Advanced methods in cognitive neuroscience

Advanced methods in cognitive neuroscience

Developing and refining new brain imaging methods and techniques is critical to addressing outstanding scientific questions on brain function and structure. Methodological advances are crucial not only for answering specific research questions, but also because they can boost the transfer and application of knowledge and improve medical and educational outcomes. We conduct new research in four main directions: novel procedures for cleaning data; empowering data analyses by employing advanced signal processing and machine learning techniques; quantification of fMRI activation patterns; and developing innovative neurofeedback EEG and fMRI protocols. 

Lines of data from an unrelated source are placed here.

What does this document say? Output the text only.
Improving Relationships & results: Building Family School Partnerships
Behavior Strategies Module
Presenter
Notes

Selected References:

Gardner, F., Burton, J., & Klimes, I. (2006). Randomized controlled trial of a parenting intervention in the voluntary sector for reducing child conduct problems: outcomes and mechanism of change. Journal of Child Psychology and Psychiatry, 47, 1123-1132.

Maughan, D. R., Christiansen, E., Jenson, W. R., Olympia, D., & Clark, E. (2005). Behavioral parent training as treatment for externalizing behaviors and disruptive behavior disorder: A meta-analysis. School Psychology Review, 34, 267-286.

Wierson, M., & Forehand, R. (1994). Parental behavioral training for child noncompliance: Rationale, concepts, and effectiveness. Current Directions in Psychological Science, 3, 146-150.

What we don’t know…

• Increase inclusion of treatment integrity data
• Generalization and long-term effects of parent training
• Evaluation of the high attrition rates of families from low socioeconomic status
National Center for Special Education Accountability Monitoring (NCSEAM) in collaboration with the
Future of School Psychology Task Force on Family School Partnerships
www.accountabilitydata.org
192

We investigate novel procedures for cleaning data as part of the fMRI preprocessing pipeline. We are developing new denoising algorithms that utilize the phase of the complex MRI signal to reduce the contribution from large vessels, thus improving localization of the origin of neuronal activity and accounting for potential confounding vascular effects. This is particularly relevant in the case of brain tumours and stroke which lead to alterations in neurovascular coupling. Furthermore, we are implementing new signal processing algorithms based on tensor decomposition and low rank methods for multi-echo fMRI acquisitions that improve the separation of neurobiologically relevant signal fluctuations from systematic artefacts and physiological noise. These algorithms are based on principles grounded in physics and physiology. 

We empower data analyses by employing advanced signal processing and machine learning techniques. We explore new ways to investigate the interactions between brain regions using functional or effective connectivity methods based on time-frequency resolved measures, in the case of electrophysiological data, or based on the neuronal-related signals underlying hemodynamic fluctuations after deconvolution, in the case of fMRI data. In addition, we are developing new tools based on advanced machine learning algorithms, such as neural networks and sparsity-based statistical methods, for the purpose of multivariate spatio-temporal classification and exploration of brain imaging data. In addition, we also are formulating new techniques to investigate brain function while subjects are involved in experiments on human verbal communication in hyperscanning sessions. These techniques are based on the entrainment of electrophysiological signals in M/EEG or the synchrony of hemodynamic signals in fMRI or fNIRS.

We pursue research on the quantification of functional brain activation patterns. Going beyond conventional fMRI methods, which generally aim to map brain activity without using quantifiable units, we are designing new MR pulse sequences and implementing novel paradigms for calibrated fMRI that can obtain accurate quantifiable estimates for the cerebral metabolic rate of oxygen (CMRO2), a closer proxy of the metabolic processes associated with neuronal activation, from simultaneous acquisition of arterial spin labelling (i.e. cerebral blood flow) and blood-oxygenated level-dependent (BOLD) data. 

Finally, we are implementing innovative neurofeedback EEG and fMRI protocols as a tool to improve learning, plasticity and language abilities (e.g. speech intelligibility). We explore neural entrainment from EEG data and decoding from real-time fMRI data, with a view to giving participants brain-related feedback that will help them promote the requisite brain states.